Objectives: The goal of the current project is to (1) assess the sensitivity of infants with ASD to audiovisual synchrony, a specific physical contingency, and (2) measure the effect of biasing social context on the perception of audiovisual synchrony in infants with ASD.
Methods: 12-24 month-old infants with ASD, typically-developing (TD) infants, and non-autistic development-delayed (DD) infants were eye-tracked while presented with a series of preferential viewing experiments. The first series of experiments tested baseline sensitivities to audiovisual synchrony. The second series of experiments tested how sensitivities to audiovisual synchrony were altered when biasing social contexts (faces and human speech) were introduced.
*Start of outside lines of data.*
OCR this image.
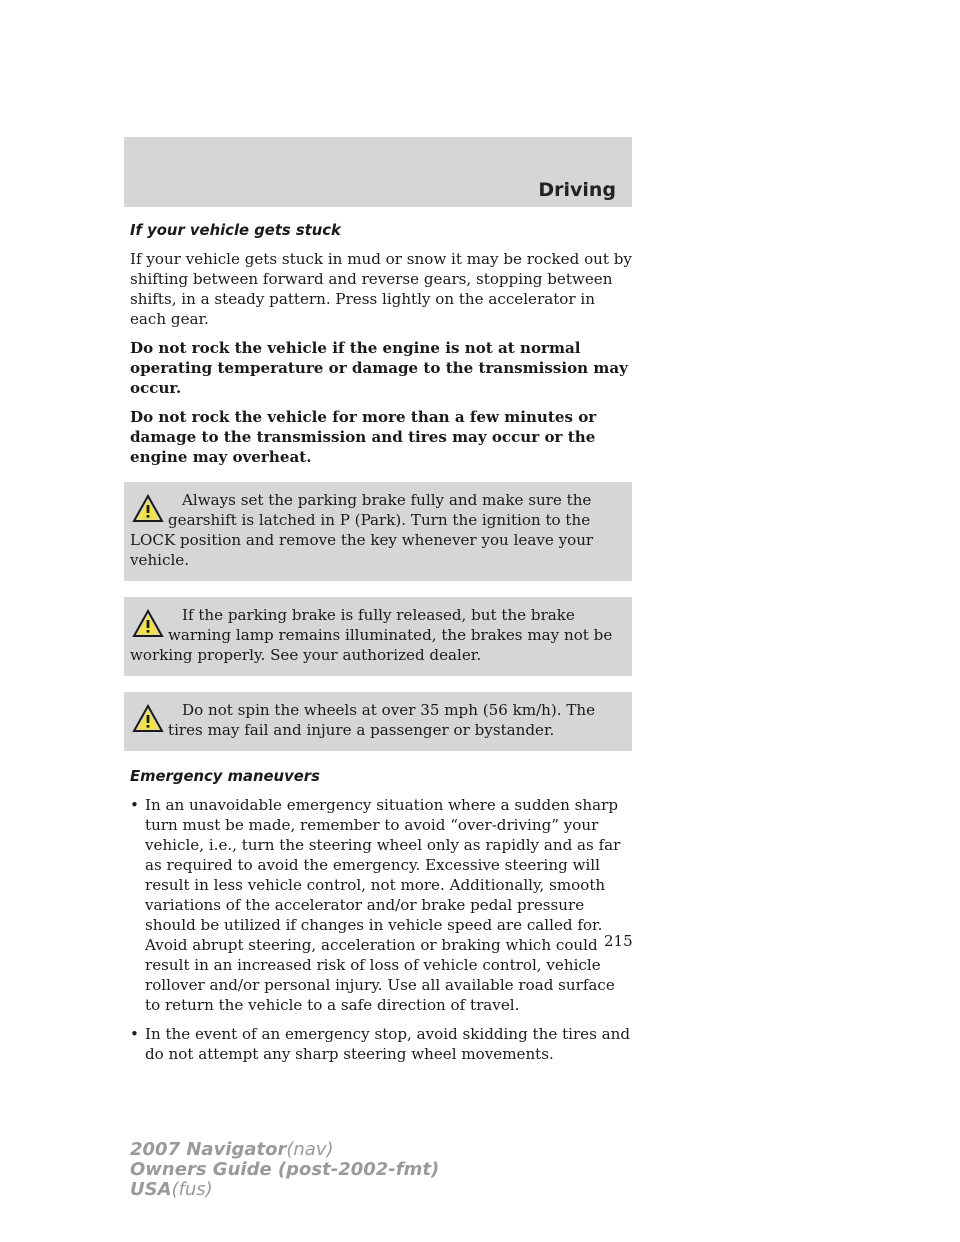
Driving
If your vehicle gets stuck

If your vehicle gets stuck in mud or snow it may be rocked out by shifting between forward and reverse gears, stopping between shifts, in a steady pattern. Press lightly on the accelerator in each gear.

Do not rock the vehicle if the engine is not at normal operating temperature or damage to the transmission may occur.

Do not rock the vehicle for more than a few minutes or damage to the transmission and tires may occur or the engine may overheat.

Always set the parking brake fully and make sure the gearshift is latched in P (Park). Turn the ignition to the LOCK position and remove the key whenever you leave your vehicle.

If the parking brake is fully released, but the brake warning lamp remains illuminated, the brakes may not be working properly. See your authorized dealer.

Do not spin the wheels at over 35 mph (56 km/h). The tires may fail and injure a passenger or bystander.

Emergency maneuvers
• In an unavoidable emergency situation where a sudden sharp turn must be made, remember to avoid “over-driving” your vehicle, i.e., turn the steering wheel only as rapidly and as far as required to avoid the emergency. Excessive steering will result in less vehicle control, not more. Additionally, smooth variations of the accelerator and/or brake pedal pressure should be utilized if changes in vehicle speed are called for. Avoid abrupt steering, acceleration or braking which could result in an increased risk of loss of vehicle control, vehicle rollover and/or personal injury. Use all available road surface to return the vehicle to a safe direction of travel.
• In the event of an emergency stop, avoid skidding the tires and do not attempt any sharp steering wheel movements.
215
2007 Navigator(nav)
Owners Guide (post-2002-fmt)
USA(fus)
Results: Preliminary results show that infants with autism are as sensitive as their peers to the perception of audiovisual synchrony. However, audiovisual synchrony detection in infants with autism is less influenced by accompanying social context: while the introduction of biasing social context altered the preferential viewing patterns of TD and DD controls, the change in contextual information did not alter the viewing patterns of the infants with ASD.
Conclusions: The present study suggests that, although infants with autism are capable of integrating auditory and visual information when perceiving physical contingencies, their ability to perceive social contingencies may be impaired. Closer examination of the neurobiological mechanisms underlying perception of audiovisual synchrony may further efforts at early diagnosis and treatment of autism.